Mine aren’t the usual privileges we talk about. They’re not related to money, class, or being the dominant race/sexuality/gender in a society. If you’d seen young Otaki me hanging out on the corner of Maurices Fish & Chips, you probably wouldn’t have called me privileged. But privilege means a benefit enjoyed by a person or group, beyond what is available to others. So whether or not my mate and I realised it, my parents were a hell of a privilege.
It’s easy to judge an individual based on what we think their choices were. Especially if you’ve never heard the cries of a frustrated child struggling with a boulder that nobody else sees. Especially if you’ve forgotten about the lever you carried since birth.
I didn’t make better choices. I had better choices. I could move that boulder, and take the path I did, because of what I was given when I arrived. I didn’t earn my parents. Hard work didn’t give them to me. But it’s because of their examples that I love critical thinking, problem solving, reading, writing, exercising, working for our people. It’s because of them I know how to thrive. That’s my privilege. They are my privilege.
What are yours? How did those privileges change the choices you had?
When you see others and their outcomes, do you judge them based on the choices you had, or do you take the time to consider what theirs might have looked like?
Imagine my mate’s parents. Whatever they look like, try swapping them for yours and consider if his life would have been any different. Would he be where he is now? Would you?
2 thoughts on “Privilege and mānuka rods”
Ngā mihi. I love the honesty and perception. Doing our best. Keep these coming. Good to know we’re not alone. Thank you.

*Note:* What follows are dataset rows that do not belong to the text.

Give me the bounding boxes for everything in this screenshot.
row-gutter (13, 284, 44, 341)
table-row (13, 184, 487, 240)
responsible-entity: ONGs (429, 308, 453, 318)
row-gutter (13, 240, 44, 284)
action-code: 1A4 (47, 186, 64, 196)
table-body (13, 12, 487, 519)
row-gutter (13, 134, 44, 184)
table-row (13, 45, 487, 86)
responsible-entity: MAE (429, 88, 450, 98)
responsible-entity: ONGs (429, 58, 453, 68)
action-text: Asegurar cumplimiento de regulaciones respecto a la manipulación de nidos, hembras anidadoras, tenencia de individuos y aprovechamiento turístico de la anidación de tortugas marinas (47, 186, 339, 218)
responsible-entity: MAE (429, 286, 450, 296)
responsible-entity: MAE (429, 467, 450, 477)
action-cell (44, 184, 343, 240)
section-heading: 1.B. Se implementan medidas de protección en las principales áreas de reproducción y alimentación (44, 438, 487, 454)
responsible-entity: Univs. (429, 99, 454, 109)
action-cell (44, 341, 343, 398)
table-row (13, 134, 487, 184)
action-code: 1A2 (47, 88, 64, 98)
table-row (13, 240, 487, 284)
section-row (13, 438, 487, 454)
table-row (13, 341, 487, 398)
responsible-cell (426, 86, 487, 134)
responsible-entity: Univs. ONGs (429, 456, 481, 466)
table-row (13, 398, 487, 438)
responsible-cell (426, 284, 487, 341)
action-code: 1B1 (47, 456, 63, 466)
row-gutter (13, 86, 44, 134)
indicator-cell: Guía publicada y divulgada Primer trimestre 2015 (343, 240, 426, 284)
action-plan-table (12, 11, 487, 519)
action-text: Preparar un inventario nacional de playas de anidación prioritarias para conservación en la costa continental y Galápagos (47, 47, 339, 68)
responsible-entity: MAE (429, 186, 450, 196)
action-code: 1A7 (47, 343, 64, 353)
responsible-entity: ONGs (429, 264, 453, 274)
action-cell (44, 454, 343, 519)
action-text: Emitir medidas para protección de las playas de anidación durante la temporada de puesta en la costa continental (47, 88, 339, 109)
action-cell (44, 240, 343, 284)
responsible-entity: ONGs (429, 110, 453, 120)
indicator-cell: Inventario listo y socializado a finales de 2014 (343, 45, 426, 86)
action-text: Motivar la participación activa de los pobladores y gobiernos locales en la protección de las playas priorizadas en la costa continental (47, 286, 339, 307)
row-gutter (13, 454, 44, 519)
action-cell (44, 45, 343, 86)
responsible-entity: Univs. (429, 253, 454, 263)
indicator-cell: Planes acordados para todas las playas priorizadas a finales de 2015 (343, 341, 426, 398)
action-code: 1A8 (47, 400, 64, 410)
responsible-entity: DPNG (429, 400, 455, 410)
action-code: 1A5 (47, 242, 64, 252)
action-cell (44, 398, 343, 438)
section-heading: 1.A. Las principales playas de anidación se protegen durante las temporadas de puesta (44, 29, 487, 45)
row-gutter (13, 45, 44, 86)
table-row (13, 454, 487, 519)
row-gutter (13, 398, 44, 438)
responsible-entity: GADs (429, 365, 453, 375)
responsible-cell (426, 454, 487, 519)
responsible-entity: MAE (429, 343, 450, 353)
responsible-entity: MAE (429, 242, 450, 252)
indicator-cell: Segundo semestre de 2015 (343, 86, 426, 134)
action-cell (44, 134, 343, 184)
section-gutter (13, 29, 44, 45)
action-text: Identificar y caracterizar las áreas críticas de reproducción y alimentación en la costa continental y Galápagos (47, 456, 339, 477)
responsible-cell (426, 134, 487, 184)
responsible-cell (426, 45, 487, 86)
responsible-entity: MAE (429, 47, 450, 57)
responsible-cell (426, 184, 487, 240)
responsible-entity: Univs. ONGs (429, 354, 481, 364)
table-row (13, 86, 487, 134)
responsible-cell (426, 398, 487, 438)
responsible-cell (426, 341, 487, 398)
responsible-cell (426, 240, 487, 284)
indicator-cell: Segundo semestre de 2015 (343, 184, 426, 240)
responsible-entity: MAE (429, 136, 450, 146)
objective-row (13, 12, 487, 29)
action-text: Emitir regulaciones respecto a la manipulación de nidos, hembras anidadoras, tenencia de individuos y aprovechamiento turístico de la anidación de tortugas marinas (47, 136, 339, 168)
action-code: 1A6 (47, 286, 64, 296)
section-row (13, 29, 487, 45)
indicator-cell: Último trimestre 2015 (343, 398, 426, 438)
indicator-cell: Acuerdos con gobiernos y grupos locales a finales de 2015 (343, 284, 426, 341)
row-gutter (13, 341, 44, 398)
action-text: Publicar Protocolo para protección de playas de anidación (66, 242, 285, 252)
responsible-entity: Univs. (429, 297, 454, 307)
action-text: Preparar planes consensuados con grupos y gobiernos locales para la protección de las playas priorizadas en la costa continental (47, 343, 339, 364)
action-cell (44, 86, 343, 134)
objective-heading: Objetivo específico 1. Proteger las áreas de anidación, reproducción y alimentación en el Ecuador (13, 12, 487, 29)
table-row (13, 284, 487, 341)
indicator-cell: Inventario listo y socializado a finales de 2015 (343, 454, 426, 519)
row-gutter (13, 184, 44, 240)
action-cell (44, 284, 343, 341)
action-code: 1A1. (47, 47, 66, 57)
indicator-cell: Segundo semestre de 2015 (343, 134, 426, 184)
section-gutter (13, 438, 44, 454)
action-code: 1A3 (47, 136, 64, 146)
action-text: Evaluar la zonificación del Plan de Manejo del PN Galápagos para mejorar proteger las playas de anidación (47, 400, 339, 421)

I totally agree and love the story. I related it to my life and it made me understand and appreciate my privilege. My parents were normal hard working parents especially my dad who escaped the uprising in Hungary in the late fifties arriving in new Zealand with the shirt on his back. He taught me to never give up. See your future and work towards it . Again not normal privilege people think of. Not money or stature but privilege none the less. It made me strive from an early age. It made me a strong woman and I hope to give that privilege to my daughters. Great prospective. Thank you.